Former mentors have included Juan Trujillo, assistant professor of Foreign Languages and Literature; Hal Koenig, associate professor of Business; Dan Luoma, Forest Science; Rebecca Warner, department chair of Sociology; Judith Vergun, director of the Native Americans in Marine and Space Sciences Program; Sally Gallagher, Sociology; Robert Thompson; assistant professor of Ethnic Studies; Anthony Collins, assistant professor of Pharmacy; Tory Hagen, assistant professor with the Linus Pauling Institute; Joyce Eberhart, Forest Science; and Anisa Zvonkovic, associate professor of Human Development and Family Sciences.

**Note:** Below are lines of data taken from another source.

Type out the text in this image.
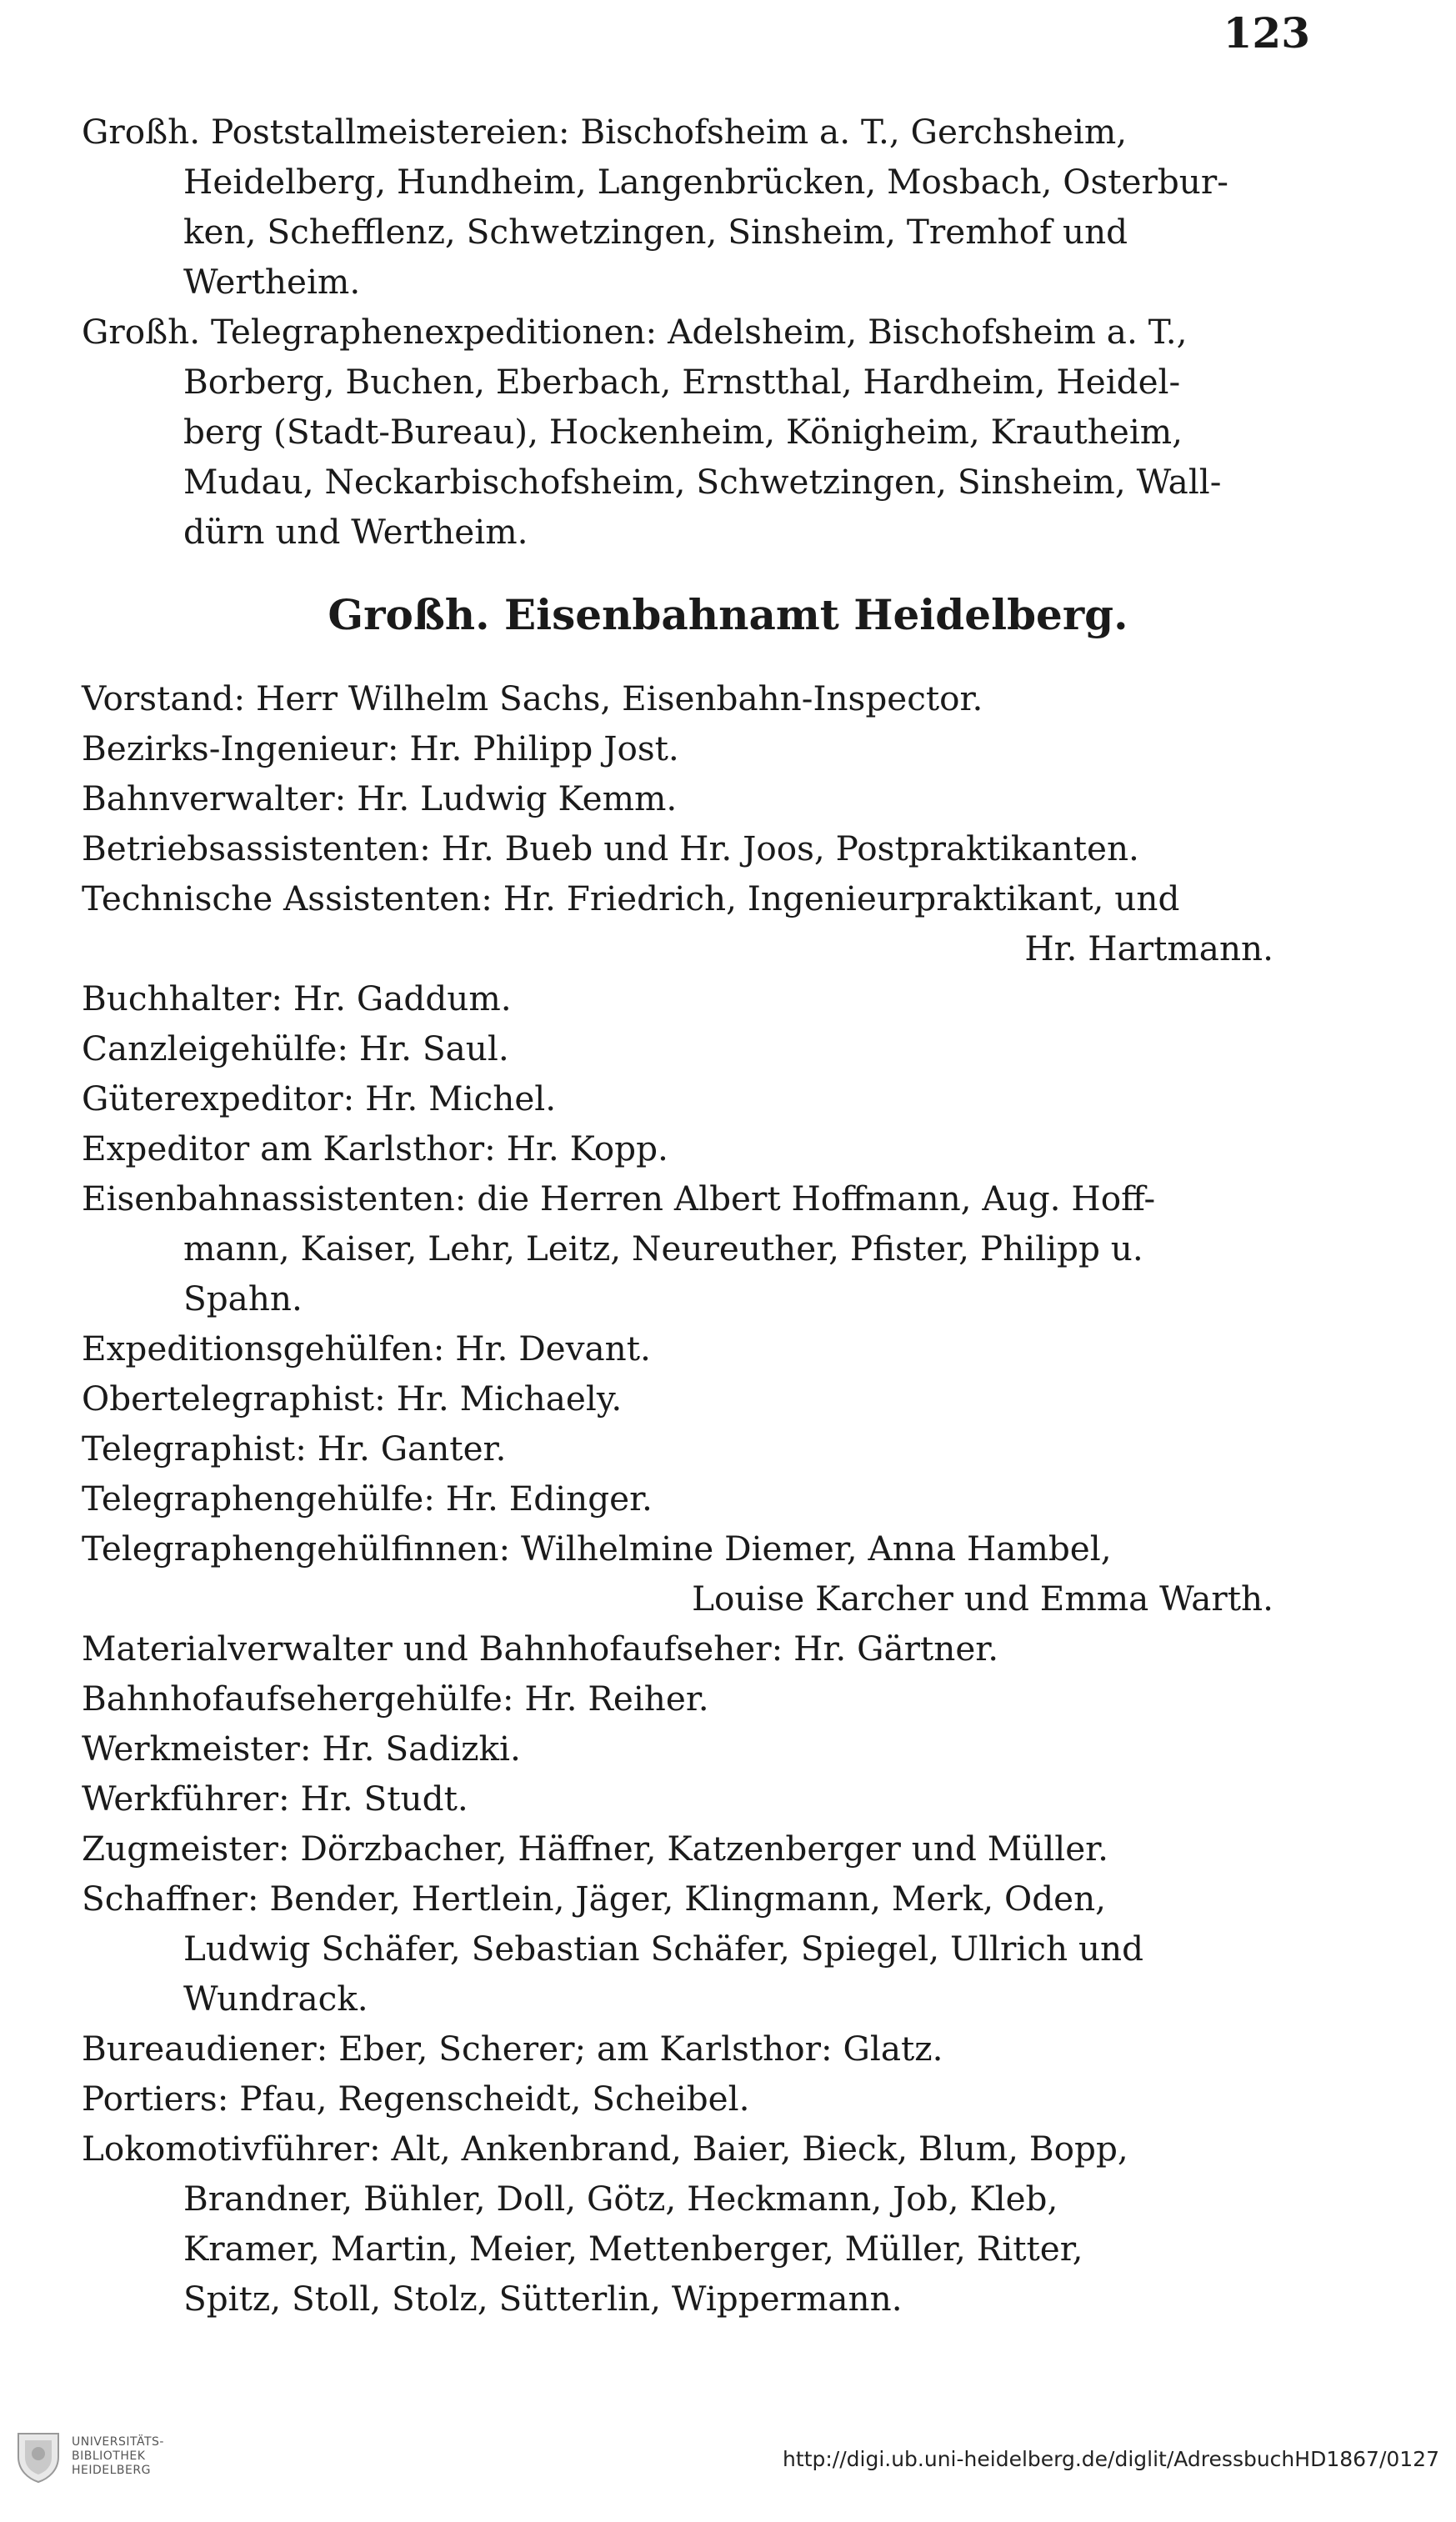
123

Großh. Poststallmeistereien: Bischofsheim a. T., Gerchsheim,
Heidelberg, Hundheim, Langenbrücken, Mosbach, Osterbur-
ken, Schefflenz, Schwetzingen, Sinsheim, Tremhof und
Wertheim.

Großh. Telegraphenexpeditionen: Adelsheim, Bischofsheim a. T.,
Borberg, Buchen, Eberbach, Ernstthal, Hardheim, Heidel-
berg (Stadt-Bureau), Hockenheim, Königheim, Krautheim,
Mudau, Neckarbischofsheim, Schwetzingen, Sinsheim, Wall-
dürn und Wertheim.

Großh. Eisenbahnamt Heidelberg.

Vorstand: Herr Wilhelm Sachs, Eisenbahn-Inspector.

Bezirks-Ingenieur: Hr. Philipp Jost.

Bahnverwalter: Hr. Ludwig Kemm.

Betriebsassistenten: Hr. Bueb und Hr. Joos, Postpraktikanten.

Technische Assistenten: Hr. Friedrich, Ingenieurpraktikant, und
Hr. Hartmann.

Buchhalter: Hr. Gaddum.

Canzleigehülfe: Hr. Saul.

Güterexpeditor: Hr. Michel.

Expeditor am Karlsthor: Hr. Kopp.

Eisenbahnassistenten: die Herren Albert Hoffmann, Aug. Hoff-
mann, Kaiser, Lehr, Leitz, Neureuther, Pfister, Philipp u.
Spahn.

Expeditionsgehülfen: Hr. Devant.

Obertelegraphist: Hr. Michaely.

Telegraphist: Hr. Ganter.

Telegraphengehülfe: Hr. Edinger.

Telegraphengehülfinnen: Wilhelmine Diemer, Anna Hambel,
Louise Karcher und Emma Warth.

Materialverwalter und Bahnhofaufseher: Hr. Gärtner.

Bahnhofaufsehergehülfe: Hr. Reiher.

Werkmeister: Hr. Sadizki.

Werkführer: Hr. Studt.

Zugmeister: Dörzbacher, Häffner, Katzenberger und Müller.

Schaffner: Bender, Hertlein, Jäger, Klingmann, Merk, Oden,
Ludwig Schäfer, Sebastian Schäfer, Spiegel, Ullrich und
Wundrack.

Bureaudiener: Eber, Scherer; am Karlsthor: Glatz.

Portiers: Pfau, Regenscheidt, Scheibel.

Lokomotivführer: Alt, Ankenbrand, Baier, Bieck, Blum, Bopp,
Brandner, Bühler, Doll, Götz, Heckmann, Job, Kleb,
Kramer, Martin, Meier, Mettenberger, Müller, Ritter,
Spitz, Stoll, Stolz, Sütterlin, Wippermann.

UNIVERSITÄTS-
BIBLIOTHEK
HEIDELBERG	http://digi.ub.uni-heidelberg.de/diglit/AdressbuchHD1867/0127
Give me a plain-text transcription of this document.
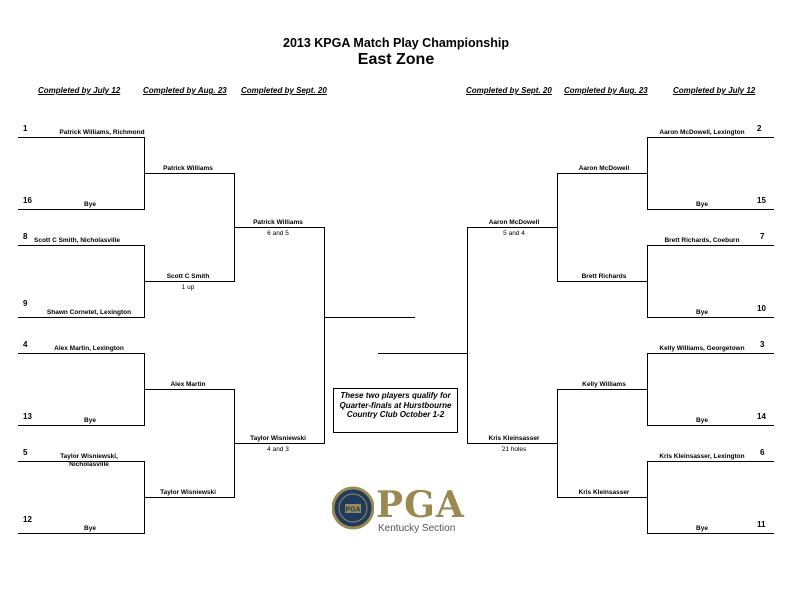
2013 KPGA Match Play Championship
East Zone
Completed by July 12	Completed by Aug. 23 Completed by Sept. 20	Completed by Sept. 20 Completed by Aug. 23	Completed by July 12
1	Patrick Williams, Richmond
16	Bye
8	Scott C Smith, Nicholasville
9
Shawn Cornetet, Lexington
4	Alex Martin, Lexington
13	Bye
5	Taylor Wisniewski, Nicholasville
12
Bye
Patrick Williams
Scott C Smith
1 up
Alex Martin
Taylor Wisniewski
Patrick Williams
6 and 5
Taylor Wisniewski
4 and 3
2
Aaron McDowell, Lexington
15
Bye
7
Brett Richards, Coeburn
10
Bye
3
Kelly Williams, Georgetown
14
Bye
6
Kris Kleinsasser, Lexington
11
Bye
Aaron McDowell
Brett Richards
Kelly Williams
Kris Kleinsasser
Aaron McDowell
5 and 4
Kris Kleinsasser
21 holes
These two players qualify for Quarter-finals at Hurstbourne Country Club October 1-2
PGA PGA
Kentucky Section
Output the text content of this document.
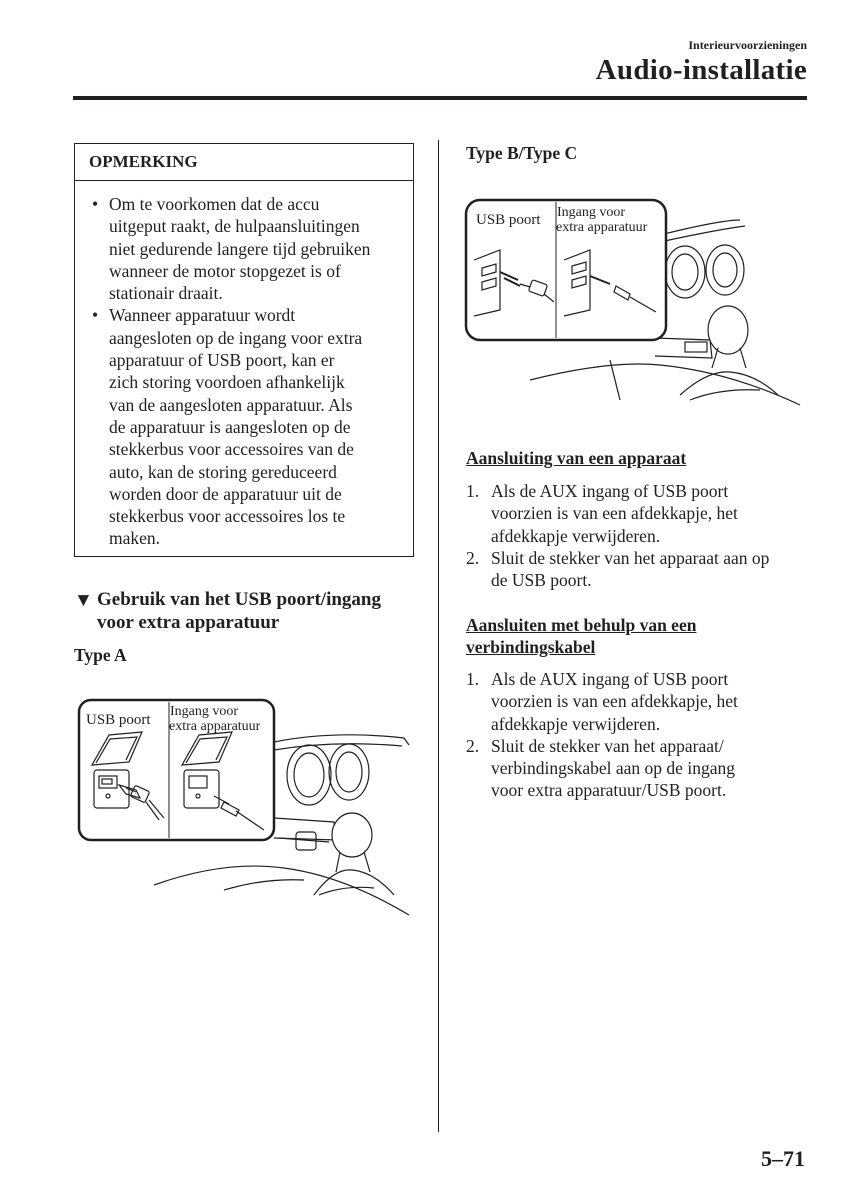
Interieurvoorzieningen
Audio-installatie
OPMERKING
• Om te voorkomen dat de accu
uitgeput raakt, de hulpaansluitingen
niet gedurende langere tijd gebruiken
wanneer de motor stopgezet is of
stationair draait.
• Wanneer apparatuur wordt
aangesloten op de ingang voor extra
apparatuur of USB poort, kan er
zich storing voordoen afhankelijk
van de aangesloten apparatuur. Als
de apparatuur is aangesloten op de
stekkerbus voor accessoires van de
auto, kan de storing gereduceerd
worden door de apparatuur uit de
stekkerbus voor accessoires los te
maken.
▼ Gebruik van het USB poort/ingang
voor extra apparatuur
Type A
USB poort
Ingang voor
extra apparatuur
Type B/Type C
USB poort Ingang voor
extra apparatuur
Aansluiting van een apparaat
1. Als de AUX ingang of USB poort
voorzien is van een afdekkapje, het
afdekkapje verwijderen.
2. Sluit de stekker van het apparaat aan op
de USB poort.
Aansluiten met behulp van een
verbindingskabel
1. Als de AUX ingang of USB poort
voorzien is van een afdekkapje, het
afdekkapje verwijderen.
2. Sluit de stekker van het apparaat/
verbindingskabel aan op de ingang
voor extra apparatuur/USB poort.
5–71
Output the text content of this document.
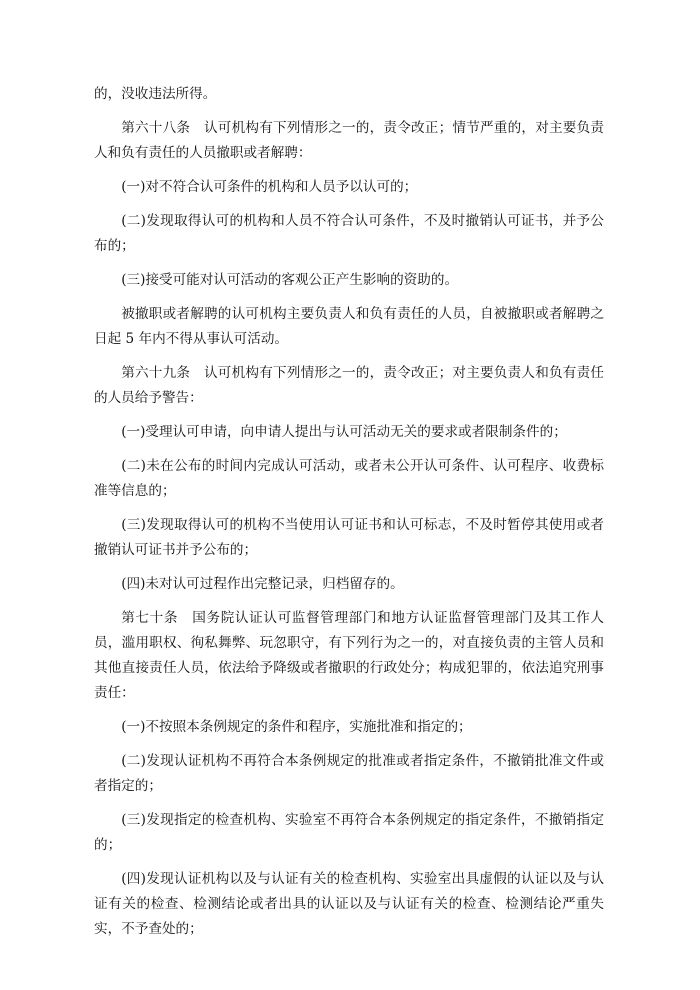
的，没收违法所得。

第六十八条　认可机构有下列情形之一的，责令改正；情节严重的，对主要负责人和负有责任的人员撤职或者解聘：

(一)对不符合认可条件的机构和人员予以认可的；

(二)发现取得认可的机构和人员不符合认可条件，不及时撤销认可证书，并予公布的；

(三)接受可能对认可活动的客观公正产生影响的资助的。

被撤职或者解聘的认可机构主要负责人和负有责任的人员，自被撤职或者解聘之日起 5 年内不得从事认可活动。

第六十九条　认可机构有下列情形之一的，责令改正；对主要负责人和负有责任的人员给予警告：

(一)受理认可申请，向申请人提出与认可活动无关的要求或者限制条件的；

(二)未在公布的时间内完成认可活动，或者未公开认可条件、认可程序、收费标准等信息的；

(三)发现取得认可的机构不当使用认可证书和认可标志，不及时暂停其使用或者撤销认可证书并予公布的；

(四)未对认可过程作出完整记录，归档留存的。

第七十条　国务院认证认可监督管理部门和地方认证监督管理部门及其工作人员，滥用职权、徇私舞弊、玩忽职守，有下列行为之一的，对直接负责的主管人员和其他直接责任人员，依法给予降级或者撤职的行政处分；构成犯罪的，依法追究刑事责任：

(一)不按照本条例规定的条件和程序，实施批准和指定的；

(二)发现认证机构不再符合本条例规定的批准或者指定条件，不撤销批准文件或者指定的；

(三)发现指定的检查机构、实验室不再符合本条例规定的指定条件，不撤销指定的；

(四)发现认证机构以及与认证有关的检查机构、实验室出具虚假的认证以及与认证有关的检查、检测结论或者出具的认证以及与认证有关的检查、检测结论严重失实，不予查处的；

The McNair Scholars Advisory Board includes: Leslie Burns, director of Undergraduate Academic Programs; Lawrence Griggs, director of the Educational Opportunities Program; Michael Gutherless, Educational Opportunities Program; Jack Higginbotham, professor of Nuclear Engineering; Janet Nishihara, academic coordinator with Educational Opportunities Program; Mary Prucha, coordinator, Graduate Services; R. Bruce Rettig, associate dean, Graduate School; Antonio Torres, associate professor of Food Science and Technology.

"The advisory board has been very helpful in establishing and revising the program, and setting standards for the students' success," Akyeampong said.